Principles of Object-Oriented Programming

• Four main principles:
  • Data Abstraction
  • Encapsulation
  • Inheritance
  • Polymorphism

Data Abstraction

• Definition: Representing essential features without including background details or explanations.
• Analogy: Switchboard
  • When you press a certain button, you only need to know what happens without understanding the internal circuitry and wiring.

Encapsulation

• Definition: The wrapping up of data and functions (that operate on the data) into a single unit.
• Requirement: An object that encapsulates data must provide an interface to obtain the result.
• Implementation: The internal coding used for calculations need not be available to the requesting object.

Inheritance

• Definition: The capability of one class to inherit properties from another class.
• Example: A Car inherits properties from Automobiles.
• Base Class & Sub Class:
  • A super class (or base class) is a class from which another class inherits properties.
  • The inheriting class is called a subclass (or derived class).

Polymorphism

• Definition: The ability for a message to be processed in more than one form.
• Example: The symbol $+$ can perform summation or concatenation depending on the data types it is working on.
• Achieving Polymorphism in Java:
  • Overloading
  • Overriding
• Overriding:
  • Occurs when a base class and derived class have the same method names.
  • If the subclass provides a specific definition of a parent class method, this action is called method overriding.

Features of Java

• General Purpose:
  • Java is used for a variety of applications.
• Object-Oriented:
  • Java is a true object-oriented programming language as everything is represented as a class and object.
• Simple:
  • Java was designed to be easy for professional programmers with C++ syntax.
  • Many programmers have little trouble learning Java.
• Object Oriented:
  • Java supports Abstraction, Polymorphism, Encapsulation, Inheritance, and user-defined types which are all concepts of objects.
• Robust:
  • Java is a robust and reliable programming language.
  • It has strict compile-time and run-time checking for data types, which makes Java programs fault-tolerant.
  • It prevents errors and handles exceptions.
• Platform Independent:
  • The concept of “write once, run anywhere” (WORA) is an important feature of Java.
• Secure:
  • Java provides protection by restricting applets' access to the execution environment and preventing access to other parts of the computer.
  • This helps to eliminate damage due to malicious software or viruses.
• Case Sensitive:
  • In Java, uppercase and lowercase letters are treated differently, making it a case-sensitive language.
• Both Compiled and Interpreted:
  • Java uses both a compiler and an interpreter.
  • The Java compiler converts Java source code into byte code.
  • The Java interpreter converts this byte code into object code.
• Source Code:
  • The file created in a high-level language is saved with the extension ".java".
• Byte Code; An intermediate code generated by the Java compiler after compilation. Byte codes are not executable
• Java Applets:
  • Definition: A special kind of Java program (small programs) that is designed to be transmitted over the internet and automatically executed by a Java-compatible web browser.
  • Execution: An applet is downloaded on demand by software without further interaction with the user.
  • The applet is automatically downloaded and run when the user clicks a link containing it.

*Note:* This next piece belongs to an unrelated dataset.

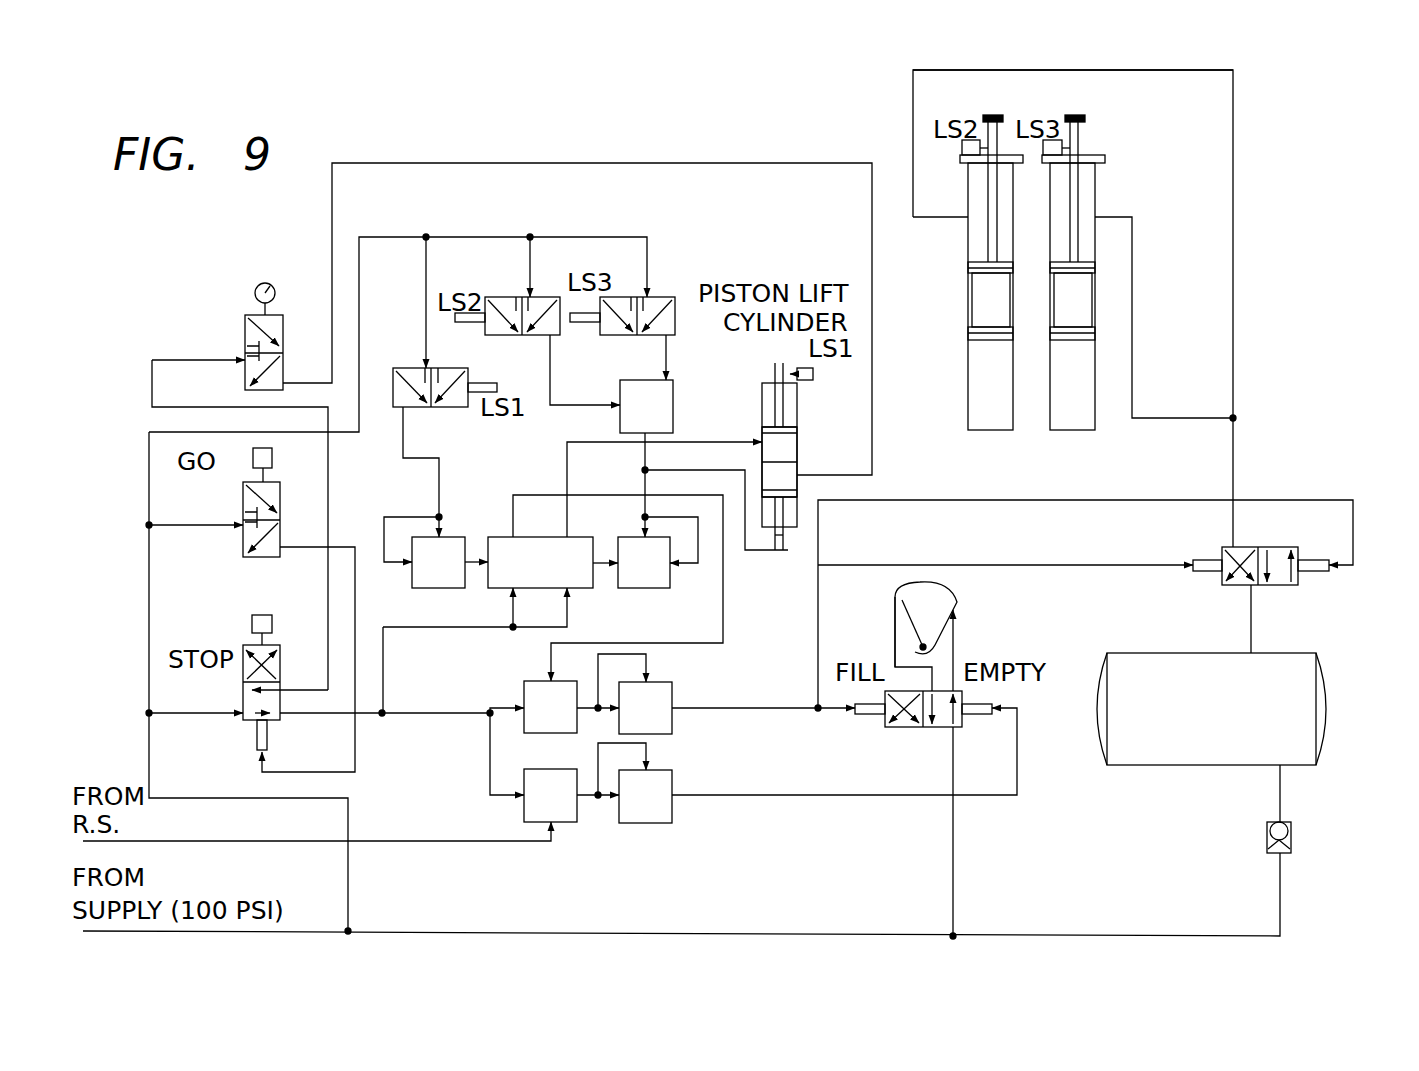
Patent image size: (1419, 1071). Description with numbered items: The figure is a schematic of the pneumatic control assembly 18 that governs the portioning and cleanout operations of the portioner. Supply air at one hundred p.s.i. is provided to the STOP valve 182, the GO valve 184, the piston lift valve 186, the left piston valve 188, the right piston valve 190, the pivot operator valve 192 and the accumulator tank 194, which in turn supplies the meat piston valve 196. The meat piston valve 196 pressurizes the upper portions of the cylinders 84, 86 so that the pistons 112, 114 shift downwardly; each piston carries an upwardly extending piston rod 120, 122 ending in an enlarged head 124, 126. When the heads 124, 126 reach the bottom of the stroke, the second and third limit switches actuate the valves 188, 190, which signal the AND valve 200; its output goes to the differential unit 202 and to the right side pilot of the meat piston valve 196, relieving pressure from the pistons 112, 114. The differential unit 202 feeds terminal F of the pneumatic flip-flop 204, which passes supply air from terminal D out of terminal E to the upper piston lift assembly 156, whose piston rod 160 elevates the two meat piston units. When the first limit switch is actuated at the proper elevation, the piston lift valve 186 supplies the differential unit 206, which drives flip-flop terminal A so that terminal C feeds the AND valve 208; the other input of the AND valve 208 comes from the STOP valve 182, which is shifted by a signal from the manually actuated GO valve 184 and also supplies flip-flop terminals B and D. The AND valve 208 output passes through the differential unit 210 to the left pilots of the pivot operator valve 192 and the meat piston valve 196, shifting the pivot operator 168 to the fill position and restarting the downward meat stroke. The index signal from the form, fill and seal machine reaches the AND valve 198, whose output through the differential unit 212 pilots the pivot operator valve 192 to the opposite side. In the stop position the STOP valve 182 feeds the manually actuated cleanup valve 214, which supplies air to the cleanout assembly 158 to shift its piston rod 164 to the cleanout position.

Java Virtual Machine (JVM)

• Role: The JVM is the interpreter that runs Java programs.
• Platform Independence: It can be installed on several different types of operating systems (e.g., Windows).
• Functionality: JVM processes instructions in the same way a physical processor does; therefore, it is called a virtual machine.

Java Development Kit (JDK)

• Definition: An abbreviation for Java Development Kit.
• Contents: A bundle of software development tools and supporting libraries combined with the Java Runtime Environment (JRE) and Java Virtual Machine (JVM).